Personal information
- Full name: Nicola Kuleski
- Date of birth: 7 May 1996 (age 30)
- Place of birth: Sydney, Australia
- Height: 1.83 m (6 ft 0 in)
- Position: Midfielder

Team information
- Current team: Blacktown Spartans
- Number: 11

Youth career
- Marconi Stallions
- Blacktown City
- Sydney FC

Senior career*
- Years: Team / Apps / (Gls)
- 2015: Manly United / 14 / (0)
- 2015–2017: Sydney FC NPL / 47 / (5)
- 2017: Sydney FC / 1 / (0)
- 2018–2021: Sydney Olympic / 71 / (5)
- 2022–2023: Rockdale Ilinden / 37 / (0)
- 2024-: Blacktown Spartans / 2 / (0)

International career^{‡}
- 2015–2017: Macedonia U21 / 5 / (0)

= Nicola Kuleski =

Macedonian footballer

Nicola Kuleski (Никола Кулески; born 7 May 1996) is a professional footballer who currently plays as central midfielder for Blacktown Spartans in NSW League One. Born in Australia, he has represented North Macedonia at youth level.

==Club career==
Being born to a father who was a professional football player himself, Nicola started playing football at a very young age (when he was only 4 years old), and he first started training by the local club Marconi Stallions at the age of 7.

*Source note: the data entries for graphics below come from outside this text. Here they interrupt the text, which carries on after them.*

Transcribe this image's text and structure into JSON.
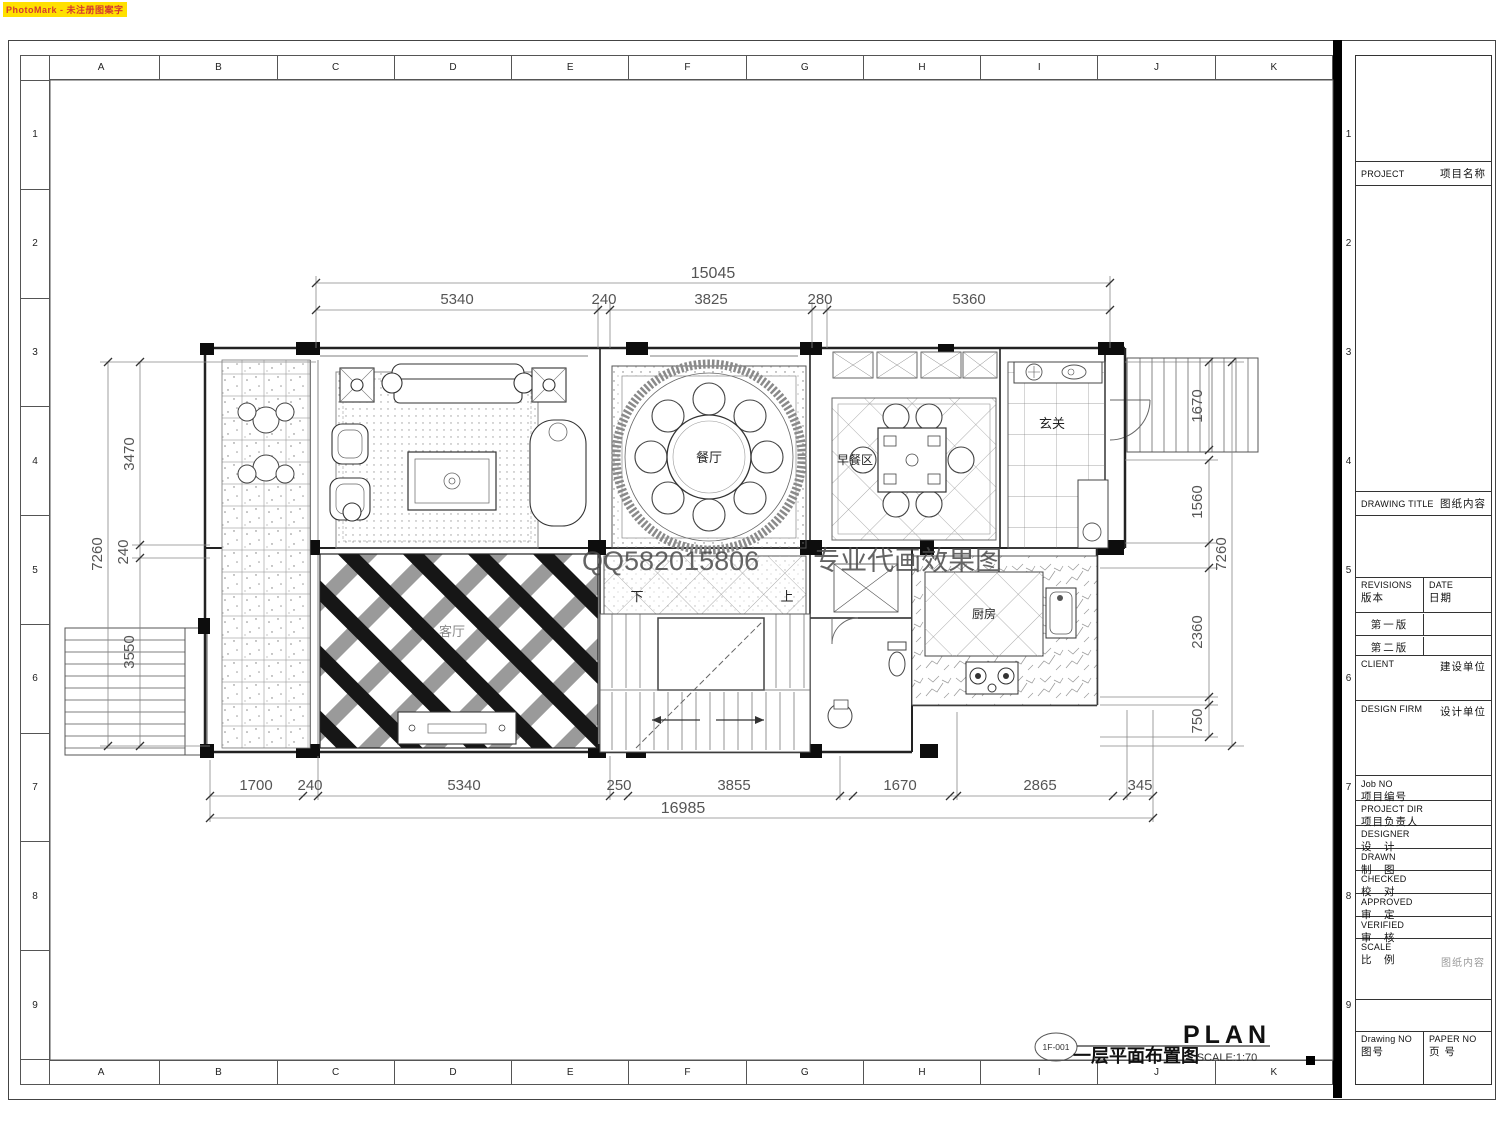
{
  "photomark": "PhotoMark - 未注册图案字",
  "grid": {
    "cols": [
      "A",
      "B",
      "C",
      "D",
      "E",
      "F",
      "G",
      "H",
      "I",
      "J",
      "K"
    ],
    "rows": [
      "1",
      "2",
      "3",
      "4",
      "5",
      "6",
      "7",
      "8",
      "9"
    ]
  },
  "watermark": "QQ582015806　　专业代画效果图",
  "rooms": {
    "living": "客厅",
    "dining": "餐厅",
    "breakfast": "早餐区",
    "foyer": "玄关",
    "kitchen": "厨房",
    "stair_up": "上",
    "stair_down": "下"
  },
  "dims": {
    "top": {
      "total": "15045",
      "segments": [
        "5340",
        "240",
        "3825",
        "280",
        "5360"
      ]
    },
    "bottom": {
      "total": "16985",
      "segments": [
        "1700",
        "240",
        "5340",
        "250",
        "3855",
        "1670",
        "2865",
        "345"
      ]
    },
    "left": {
      "overall": "7260",
      "segments": [
        "3470",
        "240",
        "3550"
      ]
    },
    "right": {
      "stair": "1670",
      "overall": "7260",
      "segments": [
        "1560",
        "2360",
        "750"
      ]
    }
  },
  "titlebar": {
    "tag": "1F-001",
    "name": "一层平面布置图",
    "plan": "PLAN",
    "scale": "SCALE:1:70"
  },
  "titleblock": {
    "project_en": "PROJECT",
    "project_cn": "项目名称",
    "drawing_title_en": "DRAWING TITLE",
    "drawing_title_cn": "图纸内容",
    "revisions_en": "REVISIONS",
    "revisions_cn": "版本",
    "date_en": "DATE",
    "date_cn": "日期",
    "rev1": "第一版",
    "rev2": "第二版",
    "client_en": "CLIENT",
    "client_cn": "建设单位",
    "design_firm_en": "DESIGN FIRM",
    "design_firm_cn": "设计单位",
    "job_no_en": "Job NO",
    "job_no_cn": "项目编号",
    "project_dir_en": "PROJECT DIR",
    "project_dir_cn": "项目负责人",
    "designer_en": "DESIGNER",
    "designer_cn": "设　计",
    "drawn_en": "DRAWN",
    "drawn_cn": "制　图",
    "checked_en": "CHECKED",
    "checked_cn": "校　对",
    "approved_en": "APPROVED",
    "approved_cn": "审　定",
    "verified_en": "VERIFIED",
    "verified_cn": "审　核",
    "scale_en": "SCALE",
    "scale_cn": "比　例",
    "scale_note": "图纸内容",
    "drawing_no_en": "Drawing NO",
    "drawing_no_cn": "图号",
    "paper_no_en": "PAPER NO",
    "paper_no_cn": "页 号"
  }
}
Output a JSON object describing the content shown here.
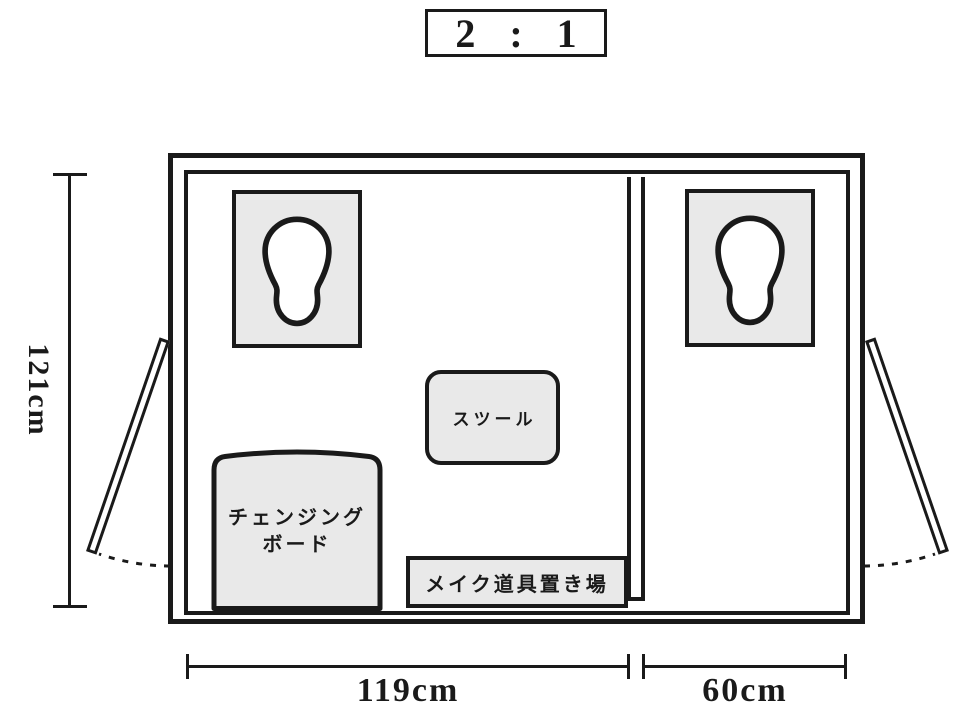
{
  "scale": {
    "label": "2 : 1"
  },
  "dimensions": {
    "height": "121cm",
    "width_main_room": "119cm",
    "width_side_room": "60cm"
  },
  "labels": {
    "stool": "スツール",
    "changing_board_line1": "チェンジング",
    "changing_board_line2": "ボード",
    "makeup_area": "メイク道具置き場"
  },
  "colors": {
    "line": "#1a1a1a",
    "furniture_fill": "#e9e9e9",
    "background": "#ffffff"
  }
}
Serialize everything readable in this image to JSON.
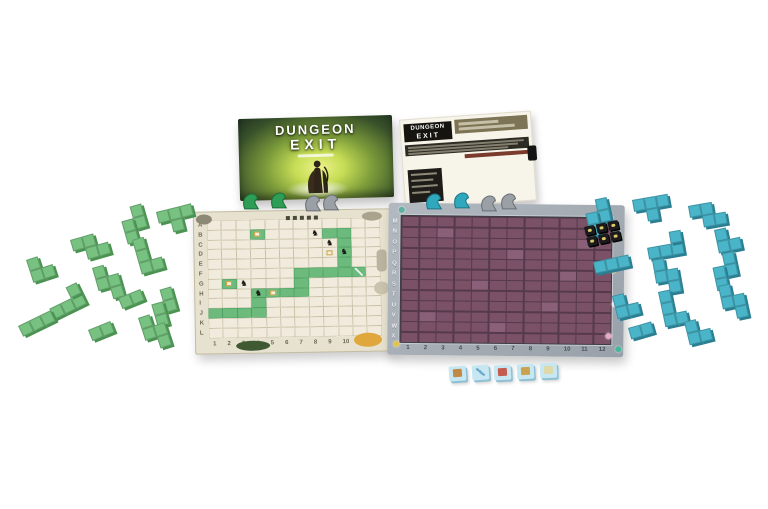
{
  "scene": {
    "background": "#ffffff",
    "description": "Dungeon Exit board game components product photo"
  },
  "colors": {
    "green_piece": "#77c181",
    "green_piece_edge": "#49924f",
    "blue_piece": "#4ab4c8",
    "blue_piece_edge": "#2a7e92",
    "parchment": "#e7e2cf",
    "parchment_cell": "#f0ebdc",
    "parchment_line": "#c8c0a6",
    "path_green": "#6cbb7d",
    "path_green_edge": "#4d9c61",
    "stone_border": "#a8afb7",
    "purple_cell": "#7a5166",
    "purple_gap": "#563a4b",
    "item_tile": "#c7e7f2",
    "item_tile_edge": "#8fc0d4",
    "monster_tile": "#1b1b1d",
    "monster_tile_icon": "#d9c967"
  },
  "glyphs": {
    "monster": "♞"
  },
  "box": {
    "logo_line1": "DUNGEON",
    "logo_line2": "EXIT"
  },
  "sheet": {
    "logo_line1": "DUNGEON",
    "logo_line2": "EXIT"
  },
  "left_board": {
    "rows": 12,
    "cols": 12,
    "row_labels": [
      "A",
      "B",
      "C",
      "D",
      "E",
      "F",
      "G",
      "H",
      "I",
      "J",
      "K",
      "L"
    ],
    "col_labels": [
      "1",
      "2",
      "3",
      "4",
      "5",
      "6",
      "7",
      "8",
      "9",
      "10",
      "11",
      "12"
    ],
    "green_cells": [
      [
        4,
        2
      ],
      [
        9,
        2
      ],
      [
        10,
        2
      ],
      [
        10,
        3
      ],
      [
        10,
        4
      ],
      [
        10,
        5
      ],
      [
        10,
        6
      ],
      [
        9,
        6
      ],
      [
        8,
        6
      ],
      [
        7,
        6
      ],
      [
        7,
        7
      ],
      [
        7,
        8
      ],
      [
        6,
        8
      ],
      [
        5,
        8
      ],
      [
        4,
        8
      ],
      [
        4,
        9
      ],
      [
        4,
        10
      ],
      [
        3,
        10
      ],
      [
        2,
        10
      ],
      [
        1,
        10
      ],
      [
        2,
        7
      ],
      [
        11,
        6
      ]
    ],
    "monster_cells": [
      [
        8,
        2
      ],
      [
        9,
        3
      ],
      [
        10,
        4
      ],
      [
        3,
        7
      ],
      [
        4,
        8
      ]
    ],
    "item_cells": [
      [
        4,
        2
      ],
      [
        9,
        4
      ],
      [
        5,
        8
      ],
      [
        2,
        7
      ]
    ],
    "sword_cells": [
      [
        11,
        6
      ]
    ],
    "decorations": [
      {
        "x": 92,
        "y": 5,
        "w": 4,
        "h": 4,
        "color": "#4a4a3a",
        "r": "0"
      },
      {
        "x": 99,
        "y": 5,
        "w": 4,
        "h": 4,
        "color": "#4a4a3a",
        "r": "0"
      },
      {
        "x": 106,
        "y": 5,
        "w": 4,
        "h": 4,
        "color": "#4a4a3a",
        "r": "0"
      },
      {
        "x": 113,
        "y": 5,
        "w": 4,
        "h": 4,
        "color": "#4a4a3a",
        "r": "0"
      },
      {
        "x": 120,
        "y": 5,
        "w": 4,
        "h": 4,
        "color": "#4a4a3a",
        "r": "0"
      },
      {
        "x": 40,
        "y": 129,
        "w": 34,
        "h": 10,
        "color": "#3f5a33",
        "r": "50%"
      },
      {
        "x": 158,
        "y": 123,
        "w": 28,
        "h": 14,
        "color": "#e0a83c",
        "r": "50%"
      },
      {
        "x": 182,
        "y": 40,
        "w": 10,
        "h": 22,
        "color": "#b9b3a0",
        "r": "4px"
      },
      {
        "x": 179,
        "y": 72,
        "w": 15,
        "h": 13,
        "color": "#c9c3ae",
        "r": "50%"
      },
      {
        "x": 2,
        "y": 2,
        "w": 16,
        "h": 10,
        "color": "#8e8876",
        "r": "50%"
      },
      {
        "x": 168,
        "y": 2,
        "w": 20,
        "h": 9,
        "color": "#a9a28c",
        "r": "50%"
      }
    ]
  },
  "right_board": {
    "rows": 12,
    "cols": 12,
    "row_labels": [
      "M",
      "N",
      "O",
      "P",
      "Q",
      "R",
      "S",
      "T",
      "U",
      "V",
      "W",
      "X"
    ],
    "col_labels": [
      "1",
      "2",
      "3",
      "4",
      "5",
      "6",
      "7",
      "8",
      "9",
      "10",
      "11",
      "12"
    ],
    "light_cells": [
      [
        3,
        2
      ],
      [
        7,
        4
      ],
      [
        5,
        7
      ],
      [
        9,
        9
      ],
      [
        2,
        10
      ],
      [
        10,
        6
      ],
      [
        6,
        11
      ],
      [
        11,
        3
      ]
    ],
    "border_icons": [
      {
        "x": 212,
        "y": 4,
        "color": "#e8a8c8"
      },
      {
        "x": 222,
        "y": 62,
        "color": "#e3c34f"
      },
      {
        "x": 224,
        "y": 96,
        "color": "#f0e6ee"
      },
      {
        "x": 218,
        "y": 128,
        "color": "#e8a8c8"
      },
      {
        "x": 6,
        "y": 138,
        "color": "#e3c34f"
      },
      {
        "x": 228,
        "y": 141,
        "color": "#46b89a"
      },
      {
        "x": 10,
        "y": 4,
        "color": "#5bb0a0"
      }
    ]
  },
  "piece_shapes": {
    "i2": [
      [
        0,
        0
      ],
      [
        1,
        0
      ]
    ],
    "i3": [
      [
        0,
        0
      ],
      [
        1,
        0
      ],
      [
        2,
        0
      ]
    ],
    "l3": [
      [
        0,
        0
      ],
      [
        0,
        1
      ],
      [
        1,
        1
      ]
    ],
    "s": [
      [
        1,
        0
      ],
      [
        2,
        0
      ],
      [
        0,
        1
      ],
      [
        1,
        1
      ]
    ],
    "z": [
      [
        0,
        0
      ],
      [
        1,
        0
      ],
      [
        1,
        1
      ],
      [
        2,
        1
      ]
    ],
    "t": [
      [
        0,
        0
      ],
      [
        1,
        0
      ],
      [
        2,
        0
      ],
      [
        1,
        1
      ]
    ],
    "l4": [
      [
        0,
        0
      ],
      [
        0,
        1
      ],
      [
        0,
        2
      ],
      [
        1,
        2
      ]
    ],
    "l4f": [
      [
        0,
        1
      ],
      [
        1,
        1
      ],
      [
        2,
        1
      ],
      [
        2,
        0
      ]
    ],
    "sv": [
      [
        1,
        0
      ],
      [
        1,
        1
      ],
      [
        0,
        1
      ],
      [
        0,
        2
      ]
    ],
    "zv": [
      [
        0,
        0
      ],
      [
        0,
        1
      ],
      [
        1,
        1
      ],
      [
        1,
        2
      ]
    ]
  },
  "green_pieces": {
    "name": "green",
    "color": "#77c181",
    "edge": "#49924f",
    "pieces": [
      [
        118,
        210,
        -16,
        "sv"
      ],
      [
        156,
        212,
        -14,
        "t"
      ],
      [
        70,
        240,
        -16,
        "z"
      ],
      [
        132,
        240,
        -16,
        "l4"
      ],
      [
        26,
        260,
        -18,
        "l3"
      ],
      [
        92,
        268,
        -16,
        "zv"
      ],
      [
        118,
        298,
        -22,
        "i2"
      ],
      [
        148,
        293,
        -16,
        "sv"
      ],
      [
        44,
        298,
        -26,
        "l4f"
      ],
      [
        18,
        326,
        -26,
        "i3"
      ],
      [
        88,
        330,
        -22,
        "i2"
      ],
      [
        138,
        318,
        -18,
        "zv"
      ]
    ]
  },
  "blue_pieces": {
    "name": "blue",
    "color": "#4ab4c8",
    "edge": "#2a7e92",
    "pieces": [
      [
        583,
        202,
        -12,
        "sv"
      ],
      [
        632,
        200,
        -10,
        "t"
      ],
      [
        688,
        206,
        -10,
        "z"
      ],
      [
        645,
        236,
        -10,
        "l4f"
      ],
      [
        714,
        230,
        -12,
        "l3"
      ],
      [
        593,
        262,
        -12,
        "i3"
      ],
      [
        652,
        260,
        -10,
        "zv"
      ],
      [
        710,
        256,
        -12,
        "sv"
      ],
      [
        612,
        296,
        -14,
        "l3"
      ],
      [
        658,
        292,
        -12,
        "l4"
      ],
      [
        718,
        286,
        -12,
        "zv"
      ],
      [
        628,
        328,
        -16,
        "i2"
      ],
      [
        684,
        322,
        -14,
        "l3"
      ]
    ]
  },
  "monster_tiles": {
    "rows": 2,
    "cols": 3,
    "x": 584,
    "y": 227,
    "rot": -12
  },
  "item_tiles": {
    "tiles": [
      [
        449,
        366,
        -4,
        "chest"
      ],
      [
        472,
        365,
        -4,
        "sword"
      ],
      [
        494,
        365,
        -3,
        "potion"
      ],
      [
        517,
        364,
        -3,
        "compass"
      ],
      [
        540,
        363,
        -2,
        "map"
      ]
    ],
    "icon_colors": {
      "chest": "#c08a45",
      "sword": "#6fa8c9",
      "potion": "#c45b4e",
      "compass": "#caa24f",
      "map": "#ded9a8"
    }
  },
  "meeples": {
    "types": {
      "green": {
        "fill": "#2e9e57",
        "stroke": "#1c6e3a"
      },
      "teal": {
        "fill": "#2fa8bd",
        "stroke": "#1d7486"
      },
      "gray": {
        "fill": "#9aa0a6",
        "stroke": "#6b7075"
      }
    },
    "list": [
      {
        "x": 241,
        "y": 191,
        "type": "green"
      },
      {
        "x": 269,
        "y": 190,
        "type": "green"
      },
      {
        "x": 303,
        "y": 193,
        "type": "gray"
      },
      {
        "x": 321,
        "y": 192,
        "type": "gray"
      },
      {
        "x": 424,
        "y": 191,
        "type": "teal"
      },
      {
        "x": 452,
        "y": 190,
        "type": "teal"
      },
      {
        "x": 479,
        "y": 193,
        "type": "gray"
      },
      {
        "x": 499,
        "y": 191,
        "type": "gray"
      }
    ]
  }
}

He primarily plays as a central midfielder, but he also plays attacking or defensive midfield.

===Sydney FC===
In 2015 Kuleski joined Sydney FC where he started off by playing for the youth team, where he also served as co captain in the 2016–17 season. On 8 April 2017 he also made his debut for the first team of Sydney, arriving in the 80th minute as a substitute for Aaron Calver, in the A-League encounter against Wellington Phoenix which finished 1–1.

===Sydney Olympic===
On 11 October 2017, it was announced that Kuleski would be leaving Sydney FC to join NPL1 team Sydney Olympic for their upcoming 2018 season.

==International career==
Being born in Australia to Macedonian parents, Nicola was originally eligible to play for both - the Australian and Macedonian national team on international level, and he made his decision at the time to represent Macedonia. He started playing for Macedonia's U17 and U19 national teams. He is still eligible to represent both Australia and Macedonia at senior level.

On 5 September 2015, Kuleski made his debut for Macedonia U21 in a friendly against Australia U23 which Macedonia won with 3:1. Nicola played the game as a starter and played a solid game against his home country, he got substituted in the 81' minute.

==Personal life==

Nicola was born to a Macedonian father - Blagoja Kuleski who was a professional football player, having played the former Yugoslav First League and for several Australian NSL football clubs throughout his 20 year football career.

Aside from playing football, Nicola is also a part-time student at the Macquarie University doing a Bachelor of Science degree in Information Technology.